Got blocked days ago on the same subject when users from On-Premises network tried to reach my Private Endpoint over S2S VPN, sharing below the solution.
Overview of the solution:
Forward DNS request to a DNS VM proxy located on Azure.
The DNS VM proxy is in a vnet that has a link with your Azure private DNS zones hosting the "privatelink" recommended DNS zones.
Detail of the solution:
- Create the Azure private dns zone “privatelink.database.core.windows.net” with the DNS A record “mysqlservername.privatelink.database.core.windows.net” that returns the IP of my Azure SQL Server private endpoint’s IP.
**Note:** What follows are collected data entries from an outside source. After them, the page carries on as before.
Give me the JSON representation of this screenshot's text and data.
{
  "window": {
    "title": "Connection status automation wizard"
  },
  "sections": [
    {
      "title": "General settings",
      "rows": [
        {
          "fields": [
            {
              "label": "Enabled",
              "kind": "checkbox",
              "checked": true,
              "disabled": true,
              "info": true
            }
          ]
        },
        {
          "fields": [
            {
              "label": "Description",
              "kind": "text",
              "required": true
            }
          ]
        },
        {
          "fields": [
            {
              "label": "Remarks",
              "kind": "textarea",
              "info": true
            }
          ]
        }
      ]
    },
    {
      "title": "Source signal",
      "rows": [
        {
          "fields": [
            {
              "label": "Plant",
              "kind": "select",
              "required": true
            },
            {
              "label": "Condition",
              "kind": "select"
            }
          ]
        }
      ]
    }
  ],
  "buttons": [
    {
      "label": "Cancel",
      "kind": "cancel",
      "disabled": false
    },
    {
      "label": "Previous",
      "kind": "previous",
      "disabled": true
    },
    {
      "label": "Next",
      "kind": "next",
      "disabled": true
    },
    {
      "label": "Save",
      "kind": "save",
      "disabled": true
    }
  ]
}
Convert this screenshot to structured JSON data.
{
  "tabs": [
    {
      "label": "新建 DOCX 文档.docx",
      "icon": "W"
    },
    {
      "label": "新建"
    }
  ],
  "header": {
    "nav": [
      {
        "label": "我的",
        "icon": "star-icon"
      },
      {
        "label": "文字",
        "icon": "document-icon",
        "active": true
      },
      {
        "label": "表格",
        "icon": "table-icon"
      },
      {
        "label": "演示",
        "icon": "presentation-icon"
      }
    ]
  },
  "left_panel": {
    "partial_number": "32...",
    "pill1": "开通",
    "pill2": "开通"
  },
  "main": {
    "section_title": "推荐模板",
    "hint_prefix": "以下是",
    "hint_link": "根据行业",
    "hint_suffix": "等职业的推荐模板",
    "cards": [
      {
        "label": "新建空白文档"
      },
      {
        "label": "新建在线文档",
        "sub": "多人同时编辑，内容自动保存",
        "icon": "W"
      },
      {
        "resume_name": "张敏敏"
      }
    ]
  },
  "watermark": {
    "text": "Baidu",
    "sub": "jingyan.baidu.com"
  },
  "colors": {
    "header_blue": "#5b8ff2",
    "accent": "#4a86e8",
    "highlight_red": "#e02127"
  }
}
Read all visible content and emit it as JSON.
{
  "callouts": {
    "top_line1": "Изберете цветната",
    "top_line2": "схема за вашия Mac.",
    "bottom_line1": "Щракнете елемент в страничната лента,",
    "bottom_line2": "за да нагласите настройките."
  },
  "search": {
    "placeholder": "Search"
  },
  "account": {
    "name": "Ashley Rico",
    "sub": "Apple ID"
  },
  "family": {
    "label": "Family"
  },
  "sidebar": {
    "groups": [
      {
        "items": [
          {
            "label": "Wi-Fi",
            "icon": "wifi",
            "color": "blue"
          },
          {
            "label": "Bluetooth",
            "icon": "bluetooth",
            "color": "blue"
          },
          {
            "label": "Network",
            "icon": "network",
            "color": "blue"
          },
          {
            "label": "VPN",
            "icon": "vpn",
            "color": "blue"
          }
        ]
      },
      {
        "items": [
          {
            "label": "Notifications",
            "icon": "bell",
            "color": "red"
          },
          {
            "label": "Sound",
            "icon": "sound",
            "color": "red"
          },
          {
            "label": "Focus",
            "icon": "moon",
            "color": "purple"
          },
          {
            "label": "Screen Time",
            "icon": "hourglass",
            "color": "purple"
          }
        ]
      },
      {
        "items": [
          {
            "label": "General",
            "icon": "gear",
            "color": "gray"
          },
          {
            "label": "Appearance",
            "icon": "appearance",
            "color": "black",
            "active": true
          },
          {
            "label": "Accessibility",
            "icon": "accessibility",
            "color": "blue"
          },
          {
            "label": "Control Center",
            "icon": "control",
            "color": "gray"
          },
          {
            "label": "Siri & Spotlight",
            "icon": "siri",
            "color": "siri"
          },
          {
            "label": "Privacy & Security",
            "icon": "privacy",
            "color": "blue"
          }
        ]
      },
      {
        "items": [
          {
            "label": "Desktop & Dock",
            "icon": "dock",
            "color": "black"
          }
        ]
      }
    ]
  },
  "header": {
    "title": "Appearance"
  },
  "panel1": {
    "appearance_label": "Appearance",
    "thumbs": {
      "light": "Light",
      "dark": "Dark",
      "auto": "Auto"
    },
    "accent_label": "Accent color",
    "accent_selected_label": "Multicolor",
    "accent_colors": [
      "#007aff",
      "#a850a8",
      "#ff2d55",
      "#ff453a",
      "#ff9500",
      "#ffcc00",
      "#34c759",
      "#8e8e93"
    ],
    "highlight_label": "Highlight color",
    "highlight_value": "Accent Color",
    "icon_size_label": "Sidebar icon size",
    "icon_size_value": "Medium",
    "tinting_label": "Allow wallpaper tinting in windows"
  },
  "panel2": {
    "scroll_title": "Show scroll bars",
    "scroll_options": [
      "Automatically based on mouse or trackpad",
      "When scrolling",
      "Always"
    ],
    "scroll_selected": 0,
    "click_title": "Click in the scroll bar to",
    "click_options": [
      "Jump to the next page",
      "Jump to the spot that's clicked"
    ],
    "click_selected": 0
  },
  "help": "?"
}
- Use a VM DNS proxy, this VM’s vNet is linked to the upper mentioned Azure private dns zone. This DNS VM forwards DNS request to Azure DNS IP 220.127.116.11. Here, a solution could be to use Azure AD DS as the DNS proxy, it’s natively configured to forward dns request to 18.104.22.168.
- Use a DNS conditional forwarder on the On-Premises DNS servers to forward dns requests for the DNS zone “mysqlservername.database.core.windows.net” to the DNS proxy on Azure (in my context, to the 2 private Ips of my Azure AD DS service).
A feature request has been published here to simplify Private Endpoint DNS resolution from On-Premises.